Kolossov E, Stanforth R
ID Business Solutions Ltd., 2 Occam Court, Occam Road, Surrey Research Park, Guildford, Surrey, UK.
SAR QSAR Environ Res. 2007 Jan-Mar;18(1-2):89-100. doi: 10.1080/10629360601053984.
Assessment of the quality of goodness-of-fit and the confidence in predictivity (prediction power) are the main terms used to define the statistical quality of QSAR models. Three parts of this assessment can be defined as: (1) Measure of goodness-of-fit. (2) Validation of model stability. (3) Predictivity analysis. Currently there are no mandatory requirements for the validation methods to be used and rules for the quantitative confidence estimates. To compare the statistical quality of QSAR models it is necessary to have an overall statistical quality index which will depend on the goodness-of-fit, validation and predictivity results together. To do so it is necessary to define the set of mandatory parameters for all three parts of assessment listed above and develop the approach for overall quality estimates based on these parameters. It is also necessary to include into the overall index the penalty mechanism for parameter absence. The goal of the present study is to analyse parameters for all three parts of the QSAR model statistical quality assessment and investigate the flexible weighting approach for the overall statistical quality index development. Due the different statistical parameters traditionally used for assessment of goodness-of-fit it is necessary to create the mechanism, which allows flexible set of parameters to be used for the overall statistical quality index. Only after approval by scientific community and regulatory boards the final set of mandatory parameters can be selected.

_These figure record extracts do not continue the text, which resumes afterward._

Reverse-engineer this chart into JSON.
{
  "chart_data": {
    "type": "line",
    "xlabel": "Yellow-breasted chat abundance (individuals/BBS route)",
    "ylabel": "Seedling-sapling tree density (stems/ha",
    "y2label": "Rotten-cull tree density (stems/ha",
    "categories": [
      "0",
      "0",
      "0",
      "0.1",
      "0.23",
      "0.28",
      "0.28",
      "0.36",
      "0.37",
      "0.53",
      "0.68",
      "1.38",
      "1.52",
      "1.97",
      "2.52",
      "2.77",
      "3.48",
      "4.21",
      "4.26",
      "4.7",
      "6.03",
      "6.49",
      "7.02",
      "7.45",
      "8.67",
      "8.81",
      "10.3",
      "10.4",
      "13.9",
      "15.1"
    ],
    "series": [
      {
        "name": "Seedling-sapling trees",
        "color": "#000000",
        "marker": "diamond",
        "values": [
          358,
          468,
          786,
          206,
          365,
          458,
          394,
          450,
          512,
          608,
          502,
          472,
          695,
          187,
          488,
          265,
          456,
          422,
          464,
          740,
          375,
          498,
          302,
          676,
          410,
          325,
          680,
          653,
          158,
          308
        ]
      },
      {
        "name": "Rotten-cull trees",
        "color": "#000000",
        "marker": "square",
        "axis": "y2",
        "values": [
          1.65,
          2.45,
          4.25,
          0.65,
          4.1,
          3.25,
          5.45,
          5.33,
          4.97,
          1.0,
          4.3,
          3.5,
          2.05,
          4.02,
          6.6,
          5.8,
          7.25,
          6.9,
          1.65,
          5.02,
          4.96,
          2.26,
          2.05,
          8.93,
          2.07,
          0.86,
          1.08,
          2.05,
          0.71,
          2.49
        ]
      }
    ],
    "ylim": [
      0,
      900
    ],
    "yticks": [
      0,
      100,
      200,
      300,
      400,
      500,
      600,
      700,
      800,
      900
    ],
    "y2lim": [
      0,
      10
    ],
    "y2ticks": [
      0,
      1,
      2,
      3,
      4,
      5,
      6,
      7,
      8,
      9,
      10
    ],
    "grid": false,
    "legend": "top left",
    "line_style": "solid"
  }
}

评估拟合优度的质量以及对预测性(预测能力)的置信度是用于定义定量构效关系(QSAR)模型统计质量的主要术语。该评估的三个部分可定义为:(1)拟合优度的度量。(2)模型稳定性的验证。(3)预测性分析。目前,对于所使用的验证方法和定量置信度估计规则没有强制性要求。为了比较QSAR模型的统计质量,有必要有一个整体统计质量指标,该指标将取决于拟合优度、验证和预测性结果。为此,有必要为上述评估的所有三个部分定义一组强制性参数,并基于这些参数开发整体质量估计方法。还需要在整体指标中纳入参数缺失的惩罚机制。本研究的目的是分析QSAR模型统计质量评估所有三个部分的参数,并研究用于开发整体统计质量指标的灵活加权方法。由于传统上用于评估拟合优度的统计参数不同,有必要创建一种机制,该机制允许将灵活的参数集用于整体统计质量指标。只有在得到科学界和监管委员会的批准后,才能选择最终的强制性参数集。